Llueve sobre la zona de chacras gualeya, y pienso en Cachete desde que desperté, pienso en él y en el título del cuadro; así anduve media mañana hasta que yo mismo me dispuse a escribir la nota para el diario como se me canta, hablando exactamente de ello, confesando que no tengo más en mis manos: un pintor y el título de un cuadro, y que haberme encontrado con esta sociedad, ella o algo que tiene que ver con ella, más el impulso de escritura que me funda desde que tengo memoria, me dice, como si las estrellas del “Nocturno a mi barrio” del Gordo Pichuco, me dijeran a mí también, vení, quedate aquí. Pero sé que no fueron las estrellas sino, quizás, tal vez, la lluvia, la que hoy se metió en mi chamuyo con Cachete. Esa misma lluvia que limita y libera. Porque cuando llueve uno elige los movimientos posibles dentro de Gualeguay, y más con tanta tierra durmiendo frente a la puerta de mi casa, esa misma tierra que a poco de saber de humedades se transforma en barro; cantidades de barro como para nacer miles de Golems gualeyos que, es sabido, toman vida ni bien se les coloca en la boca un pedazo de galleta; y entonces, decía, la lluvia limita, pero a la vez es la que mejor abre mi puerta para salir a jugar al patio, para pensar en otras instancias, además de las terrenas. Qué hacer, cómo no hablar con fantasmas escuchando el murmullo de los muertos jugando a la lluvia, jugando a acariciar las chapas del techo de mi casa, cómo, de qué manera entonces encarar la escritura de una nota otra; imposible, en cambio sí, puede ser, un poco de información, mínima, y después suposiciones, razones en sintonía poética, y esto quiere decir: especies poco comprobables, pero de una realidad tan húmeda como el barro que ya rodea la casa.

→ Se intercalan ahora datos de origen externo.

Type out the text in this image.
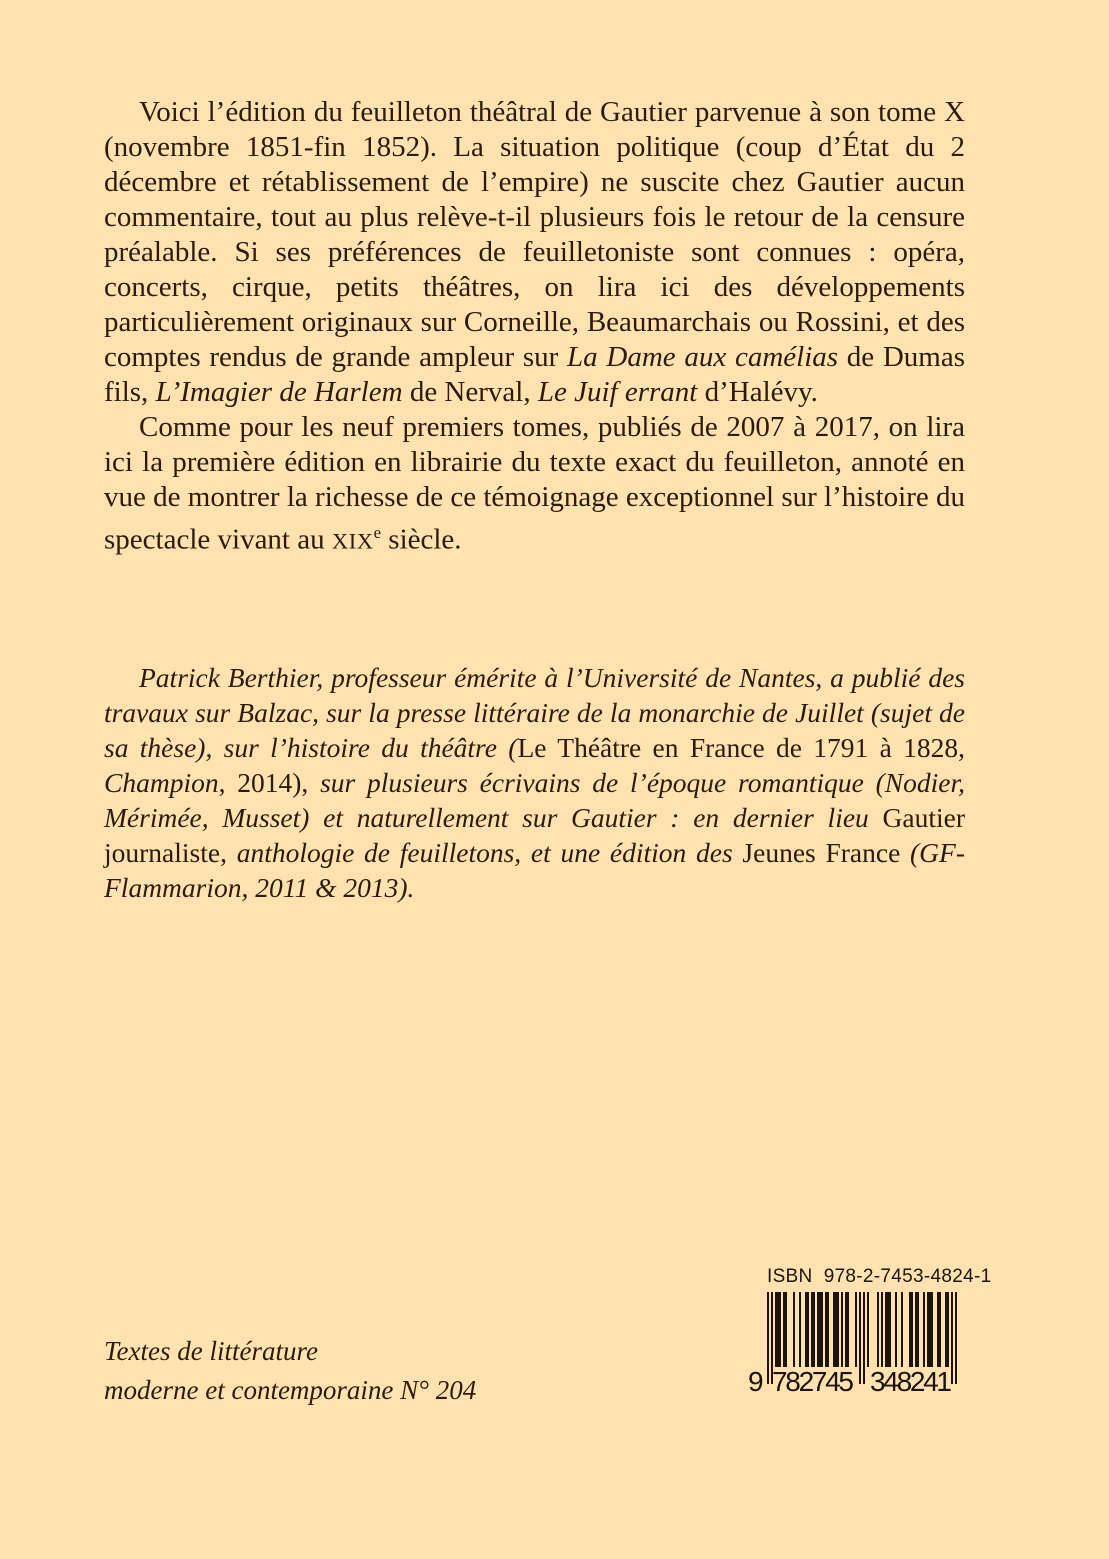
Voici l’édition du feuilleton théâtral de Gautier parvenue à son tome X (novembre 1851-fin 1852). La situation politique (coup d’État du 2 décembre et rétablissement de l’empire) ne suscite chez Gautier aucun commentaire, tout au plus relève-t-il plusieurs fois le retour de la censure préalable. Si ses préférences de feuilletoniste sont connues : opéra, concerts, cirque, petits théâtres, on lira ici des développements particulièrement originaux sur Corneille, Beaumarchais ou Rossini, et des comptes rendus de grande ampleur sur La Dame aux camélias de Dumas fils, L’Imagier de Harlem de Nerval, Le Juif errant d’Halévy.

Comme pour les neuf premiers tomes, publiés de 2007 à 2017, on lira ici la première édition en librairie du texte exact du feuilleton, annoté en vue de montrer la richesse de ce témoignage exceptionnel sur l’histoire du spectacle vivant au XIXe siècle.

Patrick Berthier, professeur émérite à l’Université de Nantes, a publié des travaux sur Balzac, sur la presse littéraire de la monarchie de Juillet (sujet de sa thèse), sur l’histoire du théâtre (Le Théâtre en France de 1791 à 1828, Champion, 2014), sur plusieurs écrivains de l’époque romantique (Nodier, Mérimée, Musset) et naturellement sur Gautier : en dernier lieu Gautier journaliste, anthologie de feuilletons, et une édition des Jeunes France (GF-Flammarion, 2011 & 2013).

Textes de littérature
moderne et contemporaine N° 204
ISBN  978-2-7453-4824-1
9 782745 348241
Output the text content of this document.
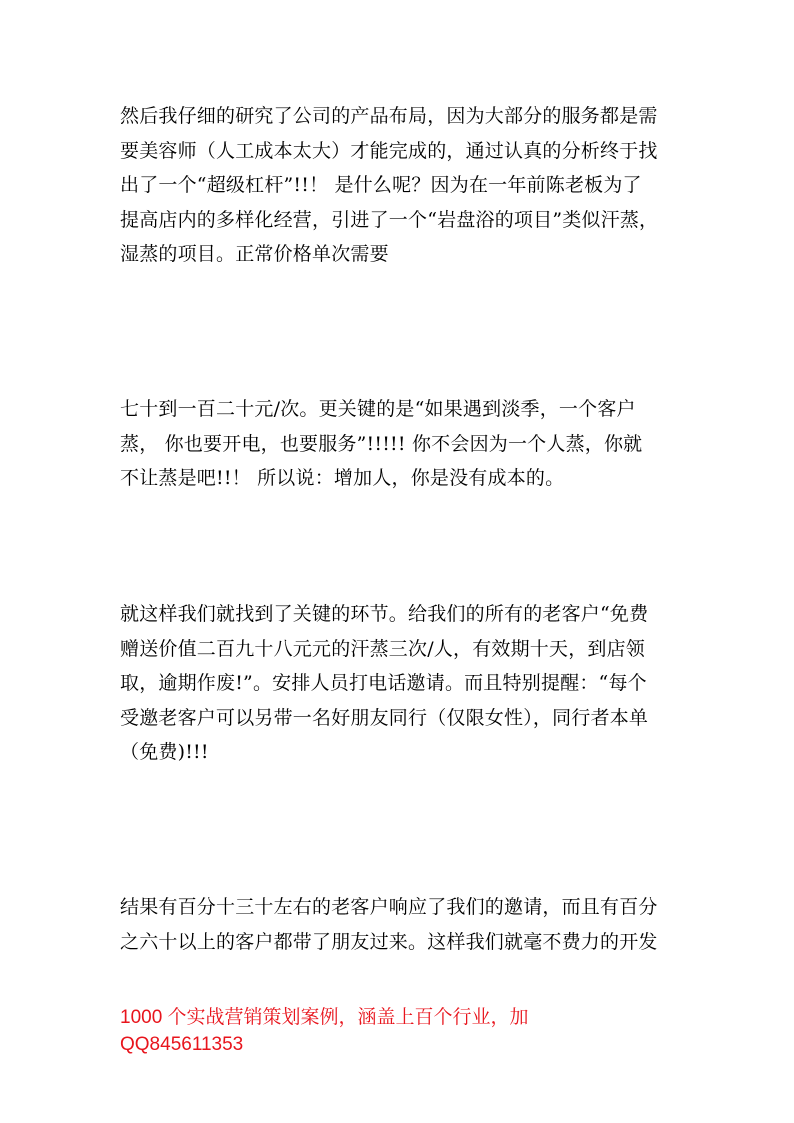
然后我仔细的研究了公司的产品布局，因为大部分的服务都是需
要美容师（人工成本太大）才能完成的，通过认真的分析终于找
出了一个“超级杠杆”!!！ 是什么呢？因为在一年前陈老板为了
提高店内的多样化经营，引进了一个“岩盘浴的项目”类似汗蒸，
湿蒸的项目。正常价格单次需要
七十到一百二十元/次。更关键的是“如果遇到淡季，一个客户
蒸， 你也要开电，也要服务”!!!!! 你不会因为一个人蒸，你就
不让蒸是吧!!！ 所以说：增加人，你是没有成本的。
就这样我们就找到了关键的环节。给我们的所有的老客户“免费
赠送价值二百九十八元元的汗蒸三次/人，有效期十天，到店领
取，逾期作废!”。安排人员打电话邀请。而且特别提醒：“每个
受邀老客户可以另带一名好朋友同行（仅限女性），同行者本单
（免费)!!!
结果有百分十三十左右的老客户响应了我们的邀请，而且有百分
之六十以上的客户都带了朋友过来。这样我们就毫不费力的开发
1000 个实战营销策划案例，涵盖上百个行业，加
QQ845611353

Escribir como se me canta, le digo a Cachete, es exactamente hacer esto que ahora hago, sumar imágenes que fijan su acierto o no en sensaciones, y la libertad de querer contar, de liberar ese revuelto gramajo que muchos llevamos dentro, y que poco quizá tenga que ver con una nota para ser leída en domingo, en la ciudad de Cachete, en la ciudad en la que hace tres años me juego los días de la mejor manera que me sale. Escribo mejor en días de lluvia, creo que vivo mejor en días de lluvia, me acuerdo más de mis padres, de mi hermano, de nuestras distancias; me acuerdo más de mis amigos en la gran ciudad, en los muertos que allá quedaron y que sin embargo están conmigo; me acuerdo de Diego Ruiz, un amigo y un gran trabajador de la memoria, compañero del periódico Desde Boedo, que hoy se está jugando el pellejo en una clínica. Por todo esto es que le contaba a Cachete que tanto lo entiendo cuando se va de serenata tras la felicidad, cuando pinta como se le canta porque pinta en pos de la felicidad, y le confieso que el dios más grande de esta vida se llama Tiempo, el señor Tiempo es al que todos deberíamos elevar la oración; y no hablo señalando el tiempo que se gasta cuando nadie presta atención, no hablo del tiempo que se fuma como un cigarrillo, hablo del tiempo, del otro, el que nos acunó, nos acompañó, de ese tiempo que en algún momento nos va dejar a un lado del camino. Alabados los seguidores de este dios que practican el rezo de la memoria, para saber de dónde vienen y para saber también a dónde van; y en esto de ser humanos, alabados y comprendidos ellos, nosotros, porque es de esta manera cuando más se ven las ausencias. Pero atención, este dios es el que también te da la chance de descubrir el mundo fantasmal que nos rodea. Dice el dios Tiempo que nada se acaba mientras alguien recuerde, mientras algunos abran los libros y se pregunten por los cuadros y las fotos. Le decía esto a Cachete, un especialista en volver para una serenata o para pintar como se le canta, y también para alentar a este escriba en un día de lluvia. Este día está para ver una vez más “La pandilla salvaje”, y correr un poquito más el “no” de los demás, y los miedos, y así andar como se nos canta.
William Holden: ¿Por qué no?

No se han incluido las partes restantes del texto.